The checkpoints carry cryptographic signatures that guarantee they form a consensual snapshot of the state of the Sui blockchain. We discuss how it is produced in the next section.
Move’s strong ownership model ensures only the owner may change (mutate) the state of their objects (assets). They may transfer those objects to another user who may then modify those objects. By default, in Sui everything is owned by someone. You cannot touch someone else’s state. Only you can change state, such as transferring ownership of objects.

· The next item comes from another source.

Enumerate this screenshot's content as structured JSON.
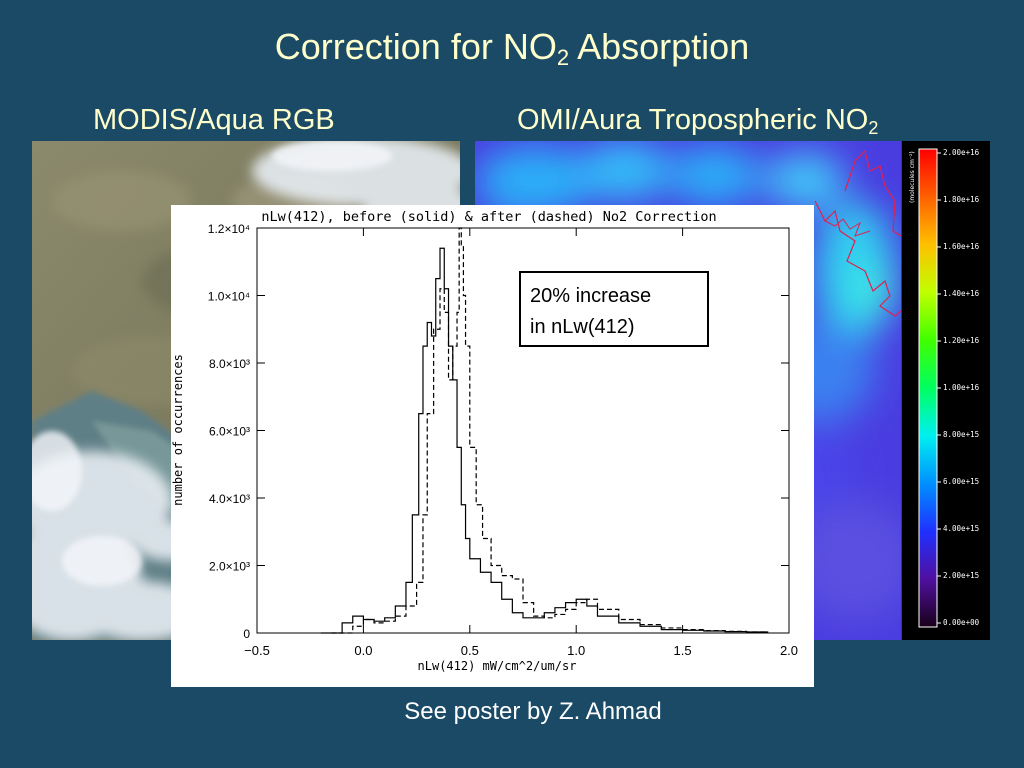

Where this can become problematic is in transactions where objects are mutable by two writers. This may include the following use cases:
- a time-bound auction, where several bidders must enter their bid before a deadline
- an open-order, where several traders may fulfill the same proposed trade
In this case, ordering transactions with respect to each other is vital to lead to a valid resolution, but no actor's action depends on the other. The way Sui resolves this is to resort to a consensus mechanism. While Sui's chosen consensus mechanism will be efficient and high-throughput (as in, e.g. Narwhal & Tusk), it still obeys the asymptotics and limitations of any consensus algorithm : polynomial worst-case complexity, requiring active inter-authority messages, etc.